Global risks

Our nation’s most successful firms are ones whose financial managers understand how to raise and allocate capital as well as arbitrage and hedge risks in the global market.

Arvind Mahajan, Lamar Savings Professor of Finance at Texas A&M University, has spent decades observing how multinationals manage risk. His take: good risk management is based on a keen understanding of, and adherence to, corporate objectives. “This is a subtle point that’s often overlooked,” says Mahajan. “Risk management has to be in consonance with the identity of the firm.”

Smart Business spoke with Mahajan about how risk needs to be addressed. His proposal: view risk in a holistic way and always consider the impact of a risk management decision on the overall value of a firm.

What are some key ways that derivative instruments can aid the financial manager in achieving financial objectives?

Derivatives can help, but only if senior executives clearly plan their overarching corporate objectives to include risk management. We see an example of this in the foreign exchange arena. If an integrated currency risk management program is important to an organization, and the firm has done a fair amount of introspection to determine who they are and which risks they want to bear and which they do not, then costs associated with exchange rate hedging can be reduced. In such a case, individual units within an organization will not instigate hedging transactions without considering the existing exposure of other units. Such an approach reduces transaction costs while benefiting the company as a whole. Too often, managers hedge risk only in their functional area of responsibility without analyzing exposure across the enterprise.

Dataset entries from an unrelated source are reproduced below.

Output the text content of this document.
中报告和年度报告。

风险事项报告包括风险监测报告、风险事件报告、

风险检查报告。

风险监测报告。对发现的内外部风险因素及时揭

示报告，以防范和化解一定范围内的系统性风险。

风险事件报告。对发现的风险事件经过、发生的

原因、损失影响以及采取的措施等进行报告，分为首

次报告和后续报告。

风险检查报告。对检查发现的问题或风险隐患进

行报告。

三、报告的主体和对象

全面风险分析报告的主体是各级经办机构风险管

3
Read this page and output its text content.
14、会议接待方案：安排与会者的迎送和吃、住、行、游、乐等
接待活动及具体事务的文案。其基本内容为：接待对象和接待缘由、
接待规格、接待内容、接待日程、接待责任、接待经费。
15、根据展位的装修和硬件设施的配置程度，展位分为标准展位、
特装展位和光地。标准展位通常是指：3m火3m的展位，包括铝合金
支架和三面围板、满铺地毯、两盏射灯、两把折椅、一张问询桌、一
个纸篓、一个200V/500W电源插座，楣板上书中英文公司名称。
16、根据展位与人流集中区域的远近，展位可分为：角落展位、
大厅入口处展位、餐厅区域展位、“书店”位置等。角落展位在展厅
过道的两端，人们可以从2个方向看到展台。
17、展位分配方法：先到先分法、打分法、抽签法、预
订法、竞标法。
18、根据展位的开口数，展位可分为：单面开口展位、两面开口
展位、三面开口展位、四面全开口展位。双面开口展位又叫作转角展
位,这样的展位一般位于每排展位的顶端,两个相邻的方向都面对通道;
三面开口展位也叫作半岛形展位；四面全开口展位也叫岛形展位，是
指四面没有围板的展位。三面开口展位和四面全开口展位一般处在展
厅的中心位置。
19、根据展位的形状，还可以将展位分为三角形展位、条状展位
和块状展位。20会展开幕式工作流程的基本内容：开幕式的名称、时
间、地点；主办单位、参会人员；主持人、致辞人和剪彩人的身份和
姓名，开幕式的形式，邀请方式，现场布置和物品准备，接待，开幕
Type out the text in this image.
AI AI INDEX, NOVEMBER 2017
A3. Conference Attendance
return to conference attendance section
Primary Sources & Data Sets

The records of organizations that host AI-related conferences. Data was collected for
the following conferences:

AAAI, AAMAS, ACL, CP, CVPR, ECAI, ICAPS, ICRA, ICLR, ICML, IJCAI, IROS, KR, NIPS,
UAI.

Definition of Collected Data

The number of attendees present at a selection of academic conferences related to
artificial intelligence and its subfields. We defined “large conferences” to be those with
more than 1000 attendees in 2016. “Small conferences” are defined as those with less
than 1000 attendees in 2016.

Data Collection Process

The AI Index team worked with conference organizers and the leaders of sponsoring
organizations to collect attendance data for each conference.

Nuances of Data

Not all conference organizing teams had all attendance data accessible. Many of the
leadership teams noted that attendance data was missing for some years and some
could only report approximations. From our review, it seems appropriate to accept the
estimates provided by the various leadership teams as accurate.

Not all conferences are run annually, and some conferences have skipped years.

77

Is there a convergence of prices or are there special circumstances when risk is priced differently for the same product?

Even in the U.S., where markets are more efficient, price differences can occur and these could be caused by market sentiment or participant psychology. This is corrected with time. However, in international markets, there are also imperfections that place limits on arbitrage such as transaction/information costs, or capital and foreign exchange controls and differential taxes, which are the result of government policies. While the consequences of some of these imperfections cannot be circumvented, creative organizations can find ways to successfully negotiate around them.

For example, foreigners may be restricted or find it very expensive to invest in some countries’ capital markets. To get around such constraints, clever financial intermediaries created American Depository Receipts (ADRs) and country mutual funds, which allow the U.S. investor to participate in certain foreign markets they may not otherwise be able to. Restrictions can impede foreign and domestic prices to converge in the real sector of the economy as well, providing a unique opportunity for multinational firms to profitably exploit them. Existence of such firms and astute traders, increasing awareness of international portfolio diversification benefits coupled with development of financial engineering products are expediting price convergence. A trend toward reduction in barriers and the ability to communicate and transmit information swiftly are resulting in a more integrated global market.

As American firms seek partnerships with foreign firms for the competitive advantages they offer, how can businesses better manage foreign exchange risk?

Foreign exchange risk emerges irrespective of whether you have foreign partnerships. The risk arises the moment you have potential cash inflows or outflows in a currency other than your own. When you are able to match the timing and magnitude of these flows in the same currency, you wash out the risk.

With increasing globalization, firms have to contend with foreign exchange risk. The easy solution is to match currency denominations of your inflows and outflows or insist that payment received or made be in your home currency but this is not always possible.

In that case, you can create currency hedges, and there are many ways to do this. The simplest one is a money market hedge where you hedge exposure by selling dollars and buying, say, pounds in the spot market and investing the proceeds in a bank to pay off a later pound liability. Another method is to hedge using forwards or futures: signing a contract today to transact at a set price (in this currency) at a predetermined time in the future. Alternately, you could use currency put and call options, and it’s in this area of derivatives where the greatest innovations have occurred.